For their energy work, Kaminsky draws parallels between the chakras, energy points in the body discussed in Hinduism, and the Kabbalistic Tree of Life.
“The Tree of Life is an energy network,” they said. “There’s the meridians of energy, and the chakras are like the middle pillar.”
Mystical practices were a part of Jacobi’s upbringing. Her parents practiced Kabbalah, metaphysics, folklore and folk mythology. They have attended the same local Chabad since Jacobi was three years old.
Thanks to these experiences, Jacobi is comfortable living “out of the broom closet” (a tongue-in-cheek term modern witches use to refer to openly practicing witchcraft). She grew up with astrology, used tarot cards on Shabbat and played with her mother’s rose quartz crystal ball while her father led Havdalah prayers. The Jewitches blog and podcast are filled with mythological creatures with origins in Jewish beliefs, like dybbuks, werewolves, dragons and vampires.
Some creatures are unique to Jewish lore: the vampiric Alukah, a blood-sucking witch referred to in Proverbs 30, turned out to be Lilith’s daughter, while a Broxa originated as a bird from medieval Portugal that drank goat’s milk and sometimes human blood during the night.

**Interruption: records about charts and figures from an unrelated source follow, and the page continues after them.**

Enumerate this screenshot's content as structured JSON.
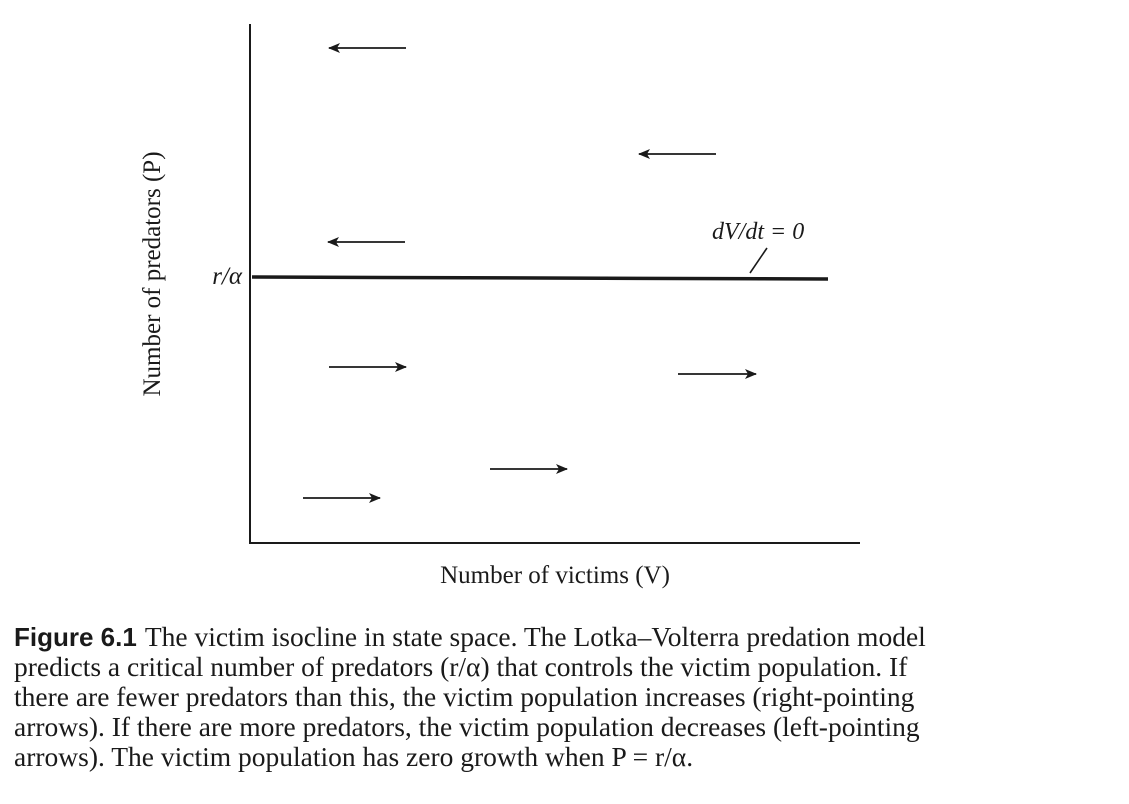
{
  "figure": {
    "axis_x_label": "Number of victims (V)",
    "axis_y_label": "Number of predators (P)",
    "isocline_level_label": "r/α",
    "isocline_label": "dV/dt = 0",
    "arrows": [
      {
        "direction": "left",
        "region": "above"
      },
      {
        "direction": "left",
        "region": "above"
      },
      {
        "direction": "left",
        "region": "above"
      },
      {
        "direction": "right",
        "region": "below"
      },
      {
        "direction": "right",
        "region": "below"
      },
      {
        "direction": "right",
        "region": "below"
      },
      {
        "direction": "right",
        "region": "below"
      }
    ]
  },
  "caption": {
    "label": "Figure 6.1",
    "lines": [
      "The victim isocline in state space. The Lotka–Volterra predation model",
      "predicts a critical number of predators (r/α) that controls the victim population. If",
      "there are fewer predators than this, the victim population increases (right-pointing",
      "arrows). If there are more predators, the victim population decreases (left-pointing",
      "arrows). The victim population has zero growth when P = r/α."
    ]
  }
}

“Whenever there have been dire times throughout history, people have turned to mysticism; that’s how Kabbalah emerged,” Erev said. “We need to look to our ancestors for guidance. There are a lot of tools in our human community for healing and re-dreaming and creating a world that is safe and generative for all beings.”
Kaminsky thinks magic has the power to repair the world: “Almost all of our Jewish spells are for the sake of healing. Tikkun olam, using our magic to repair the world, is beautiful.”